The stock market is up “very, very big today” and the “tax cuts are really kicking in far beyond what anyone thought,” President Trump said last week, making an illogical cause-and-effect connection between the two. He also touted the latest jobs report. During the week, he claimed the gain in market value was due to his actions over the first seven months of his presidency and also asserted he was reducing debt. Fake news. Fake news.
Yes, the stock market hit new highs last year and every day of the first week of the new year. And, yes, according to one index, unemployment went down to 4.1 percent. But let’s pull back the curtain on the data that the President hails to create the world according to Donald Trump.
If you have money in the market, you doubtless feel pretty good about the Dow, up 25 percent for equities last year. And it’s not just the ultra rich who have a stake in the market. Thirty-two percent of workers have 401K’s through their employers and 15 percent have IRA’s. However, some 45 percent of working households have no retirement savings. And it’s the wealthiest ten percent of the population who own 90 percent of all the stocks and benefit from this metric of Trump’s self-proclaimed success.
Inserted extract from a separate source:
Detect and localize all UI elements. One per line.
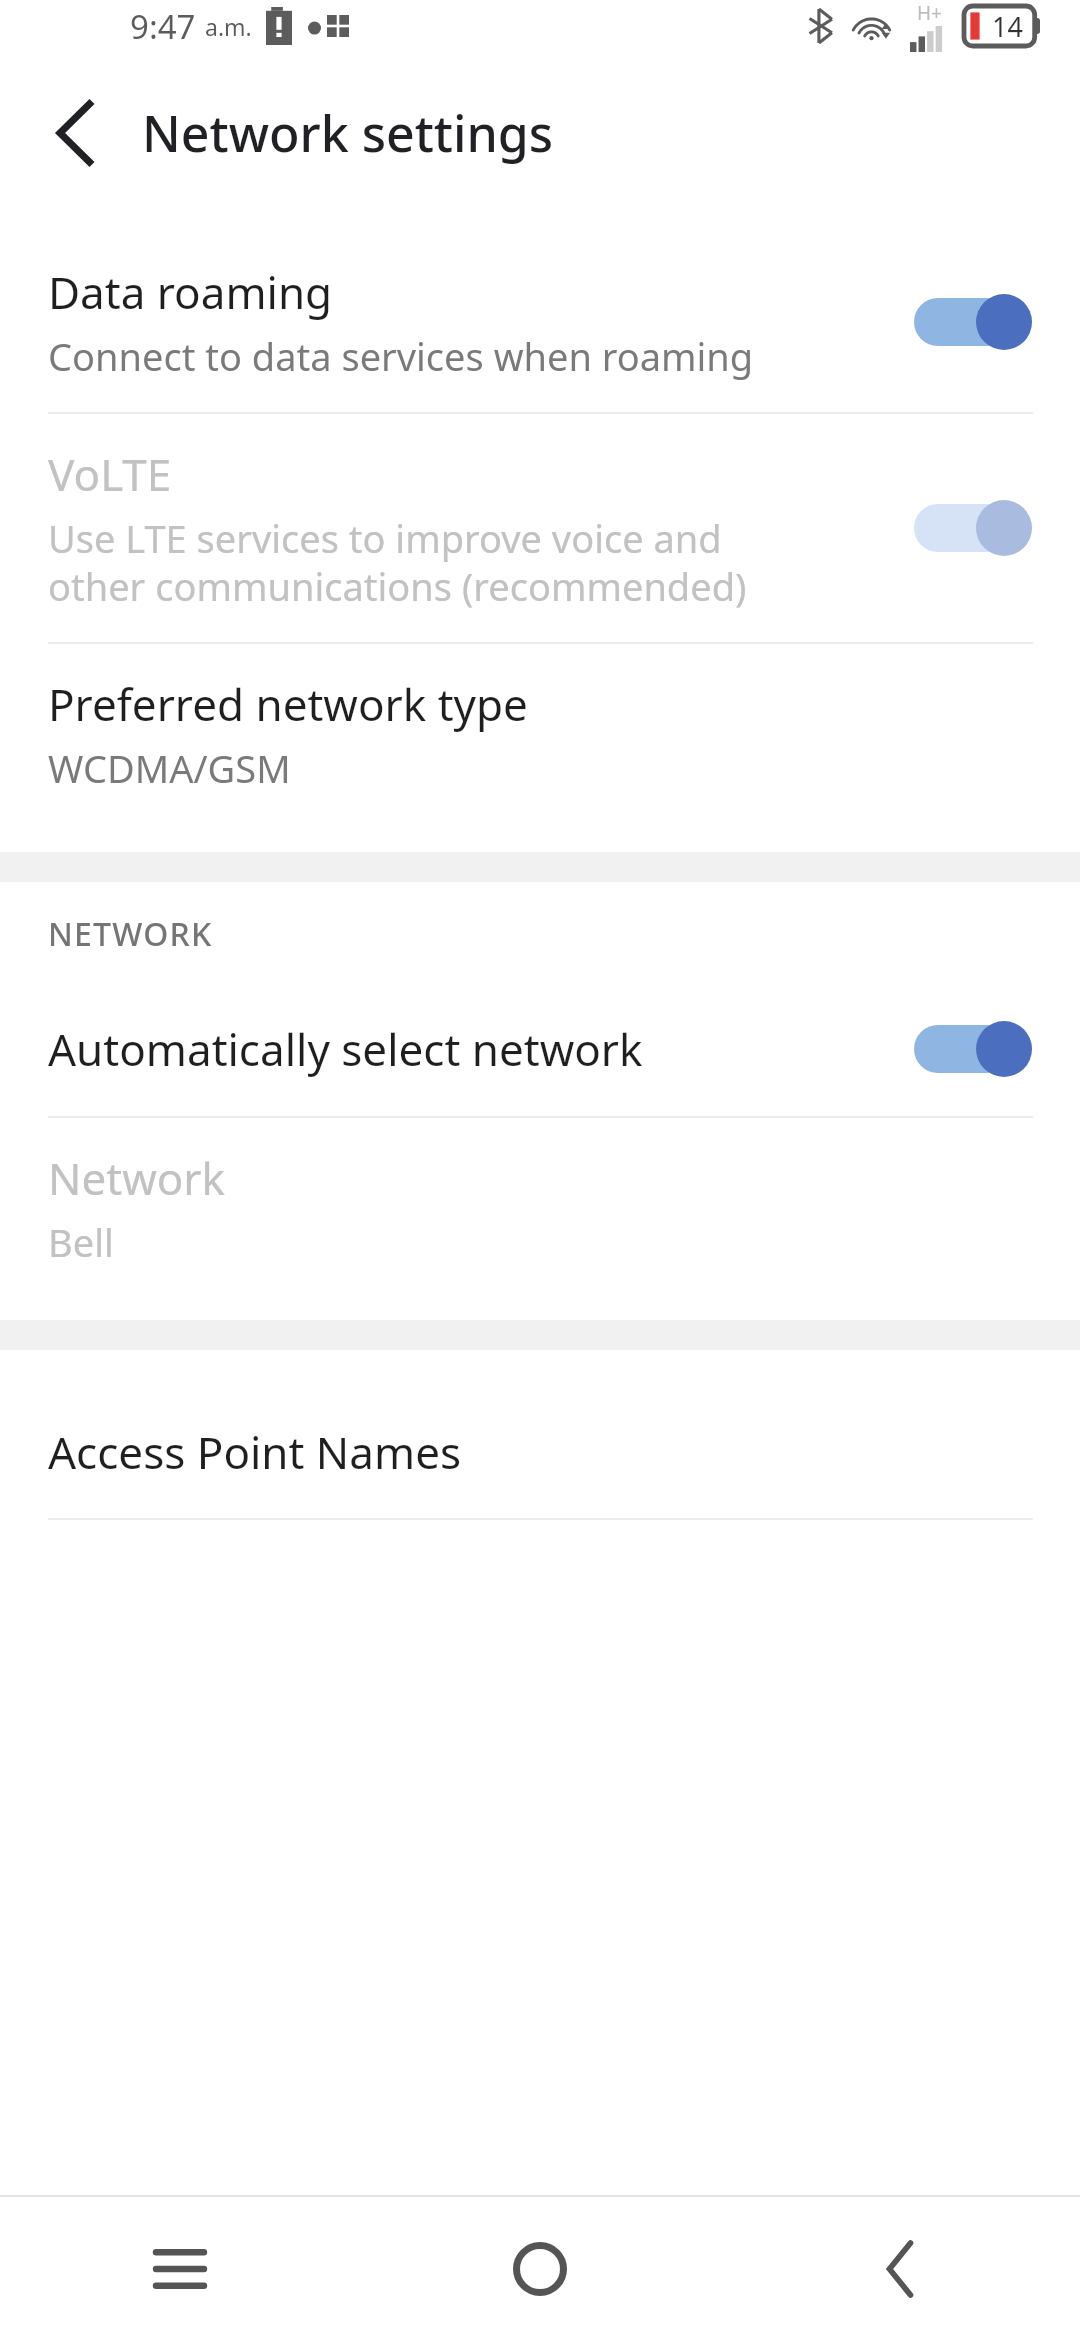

Whatever President is in office, he will take credit for any good economic news. In 2016, candidate Donald Trump derided as “totally fiction” the five percent unemployment asserted by the Obama administration, claiming the real rate was 42 percent if you counted people underemployed or those who had dropped out of the workforce altogether. This was a wild exaggeration, but taking those factors into consideration, the real unemployment under Obama was probably more than 11 percent, more than twice the rate credited.
Now that Donald Trump is President, he is happy to embrace the announcement of 4.1 percent unemployment. Suddenly, underemployment (the “marginally attached”) no longer matters; nor do the many who have just given up looking for work. Including these numbers would push unemployment under Trump more than eight percent.
Labor force participation is now at 62.7 percent, slightly down from when Trump was inaugurated, and wages have grown just 60 cents an hour at a time when the economy is booming.
Trump campaigned on a pledge to increase manufacturing and coal industry jobs. Both of these are up 1.6 percent in the last year, not bad but definitely not great. Meanwhile, the trade deficit in the same period increased more than ten percent, and the budget deficit has also gone up. These two deficits have not made it into Trump’s tweets.
Many of today’s data points are trending in the right direction but point to a recovery that began under Barack Obama and is continuing under Donald Trump. When an inevitable market correction comes, perhaps later this year, will Trump embrace the downturn as his own. Let’s stick to the facts, Mr. President.
Most presidents bend the facts or use them selectively to shape their message. But, let’s remember, it was Donald Trump who proudly embraced the usefulness of mendacity as “truthful hyperbole” in his book The Art of the Deal. And he has told an unprecedented number of outright lies (and here they are).
When Trump hears news stories he doesn’t like, it’s “lies, just lies” or “fake news.” To his unqualified self-congratulatory views of his role in the economy, I just say “it’s sad. so sad.”